Quando este texto começou a ser escrito, não queria trazer nenhum tipo de referência, mas no decorrer do tempo, logo pensei que já que existe essa possibilidade de aumentar o diálogo por que não fazer? São dois autores alemães, que foram importantes para mim, exatamente como meus primeiros caminhos de abertura frente à uma outra ordem de discurso. Então, ainda que venham do norte, foram a gênese desse desvio para uma trajetória especifica que fui trilhando, mas que logo se potencializou ao encontrar interlocuções com Glória Andalzua, Jota Mombaça e Lélia Gonzalez, pois como alerta Silvia Rivera Cusicanqui, o desafio de uma nova autonomia reside em construir laços que nos permitam romper os vínculos com a academia do norte global, entendido aqui para muito além de uma posição geográfica, e sim como um pacto marcado pela semelhança e concordância estrutural. Construir um diálogo entre nós é urgente, afirmando assim nossos laços com as correntes teóricas de Asia e de África e enfrentando os projetos hegemônicos em prol de uma possibilidade de manutenção de convicções ancestrais. Mas isso já é algo que venho construindo ao longo dos últimos anos, e não preciso me preocupar aqui, não agora.

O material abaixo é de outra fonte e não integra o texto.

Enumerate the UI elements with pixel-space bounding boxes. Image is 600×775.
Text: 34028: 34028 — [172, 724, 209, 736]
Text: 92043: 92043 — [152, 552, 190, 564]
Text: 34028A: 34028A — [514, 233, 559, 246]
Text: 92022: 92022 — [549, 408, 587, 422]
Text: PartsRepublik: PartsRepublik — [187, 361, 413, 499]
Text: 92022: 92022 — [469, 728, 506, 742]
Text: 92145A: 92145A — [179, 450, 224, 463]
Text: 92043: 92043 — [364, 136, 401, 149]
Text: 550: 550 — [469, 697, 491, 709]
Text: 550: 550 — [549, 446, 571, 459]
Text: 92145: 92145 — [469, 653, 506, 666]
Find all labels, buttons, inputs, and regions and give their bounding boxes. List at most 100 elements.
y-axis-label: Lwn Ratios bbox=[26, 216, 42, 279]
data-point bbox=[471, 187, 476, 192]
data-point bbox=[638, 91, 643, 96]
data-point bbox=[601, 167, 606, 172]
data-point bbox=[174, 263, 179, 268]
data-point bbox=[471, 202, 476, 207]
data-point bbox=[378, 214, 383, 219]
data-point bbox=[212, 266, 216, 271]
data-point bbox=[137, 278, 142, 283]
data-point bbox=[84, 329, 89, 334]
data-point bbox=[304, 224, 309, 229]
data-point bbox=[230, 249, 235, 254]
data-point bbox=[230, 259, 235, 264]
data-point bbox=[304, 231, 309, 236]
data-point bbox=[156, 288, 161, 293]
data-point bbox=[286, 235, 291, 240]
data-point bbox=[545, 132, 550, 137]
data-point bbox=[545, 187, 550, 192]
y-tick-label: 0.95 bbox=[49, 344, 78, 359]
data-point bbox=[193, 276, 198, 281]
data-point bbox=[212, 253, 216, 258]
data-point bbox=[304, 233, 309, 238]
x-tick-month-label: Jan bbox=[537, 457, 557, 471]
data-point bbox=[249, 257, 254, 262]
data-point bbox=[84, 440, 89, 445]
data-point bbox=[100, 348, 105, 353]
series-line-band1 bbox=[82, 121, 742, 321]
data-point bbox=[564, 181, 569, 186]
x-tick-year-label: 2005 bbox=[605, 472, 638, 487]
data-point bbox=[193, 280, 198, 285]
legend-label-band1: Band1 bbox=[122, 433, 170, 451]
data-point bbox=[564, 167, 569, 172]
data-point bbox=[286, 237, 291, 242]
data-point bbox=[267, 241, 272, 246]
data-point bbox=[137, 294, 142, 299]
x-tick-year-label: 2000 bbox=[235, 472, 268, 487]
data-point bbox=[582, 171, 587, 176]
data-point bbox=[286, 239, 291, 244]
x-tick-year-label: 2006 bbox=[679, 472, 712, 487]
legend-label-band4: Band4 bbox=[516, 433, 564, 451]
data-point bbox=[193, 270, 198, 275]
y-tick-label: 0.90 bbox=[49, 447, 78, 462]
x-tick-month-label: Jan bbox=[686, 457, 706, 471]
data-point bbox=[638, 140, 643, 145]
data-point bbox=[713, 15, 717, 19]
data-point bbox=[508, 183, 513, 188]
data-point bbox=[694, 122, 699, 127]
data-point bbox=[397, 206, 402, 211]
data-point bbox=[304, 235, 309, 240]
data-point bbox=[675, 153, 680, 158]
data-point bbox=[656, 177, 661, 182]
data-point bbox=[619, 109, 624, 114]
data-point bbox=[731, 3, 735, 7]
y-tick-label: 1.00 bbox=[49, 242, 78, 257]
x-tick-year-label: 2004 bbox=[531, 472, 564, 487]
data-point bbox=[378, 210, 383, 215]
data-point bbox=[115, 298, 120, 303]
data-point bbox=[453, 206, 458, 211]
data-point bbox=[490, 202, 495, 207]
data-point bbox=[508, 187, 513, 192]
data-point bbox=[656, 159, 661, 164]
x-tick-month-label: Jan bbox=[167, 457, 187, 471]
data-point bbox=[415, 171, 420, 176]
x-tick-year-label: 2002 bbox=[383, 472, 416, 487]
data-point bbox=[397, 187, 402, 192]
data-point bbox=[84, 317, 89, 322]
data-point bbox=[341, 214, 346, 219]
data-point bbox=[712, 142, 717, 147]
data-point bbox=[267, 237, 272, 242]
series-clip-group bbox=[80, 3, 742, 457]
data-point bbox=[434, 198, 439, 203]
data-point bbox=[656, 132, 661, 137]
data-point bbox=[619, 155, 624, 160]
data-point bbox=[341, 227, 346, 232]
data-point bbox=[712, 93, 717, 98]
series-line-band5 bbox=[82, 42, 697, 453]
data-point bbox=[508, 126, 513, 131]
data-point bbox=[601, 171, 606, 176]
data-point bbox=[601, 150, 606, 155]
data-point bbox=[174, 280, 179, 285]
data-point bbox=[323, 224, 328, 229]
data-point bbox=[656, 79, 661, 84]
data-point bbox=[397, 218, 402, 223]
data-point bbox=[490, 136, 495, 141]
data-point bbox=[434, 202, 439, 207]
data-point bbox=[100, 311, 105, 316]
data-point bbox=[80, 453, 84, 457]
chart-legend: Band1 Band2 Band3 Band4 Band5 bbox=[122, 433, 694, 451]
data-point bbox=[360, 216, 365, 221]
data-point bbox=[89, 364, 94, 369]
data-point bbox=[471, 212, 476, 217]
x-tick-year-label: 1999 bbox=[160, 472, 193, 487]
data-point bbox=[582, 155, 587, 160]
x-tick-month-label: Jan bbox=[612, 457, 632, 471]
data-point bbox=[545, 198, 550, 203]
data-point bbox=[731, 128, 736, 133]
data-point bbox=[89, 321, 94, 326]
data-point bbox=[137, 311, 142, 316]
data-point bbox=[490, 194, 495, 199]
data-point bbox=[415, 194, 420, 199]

Esse texto tinha esse interesse, de abordar um pouco de meu percurso e talvez da maior lição que eu possa ter aprendido junto aos artistas que me convidaram a ver a história de outras maneiras, onde grupos sociais que estavam distantes pudessem estar próximos. A curadoria auxilia nesse sentido, pois trabalhar junto a comunicação, entre obras e públicos, solicita uma grande responsabilidade, pois esse contato pode ser um primeiro de muitos, ou o último. E espero poder contribuir com essas ampliações, com a construção de pontes, onde a imaginação seja possível, onde o desejo possa habitar. Onde a economia não se sobreponha ao sonho, reconhecendo que para que o sono seja confortável o corpo necessite sanar seus apetites mais básicos. A arte não dará soluções, mas hoje reconheço que ela pode contribuir com uma ampliação do entendimento.
É importante ressaltar que não é mais sobre beleza, ainda que possa ser. Já que a beleza pode estar em distintos lugares, até onde menos imaginamos. Inclusive em uma obra de arte.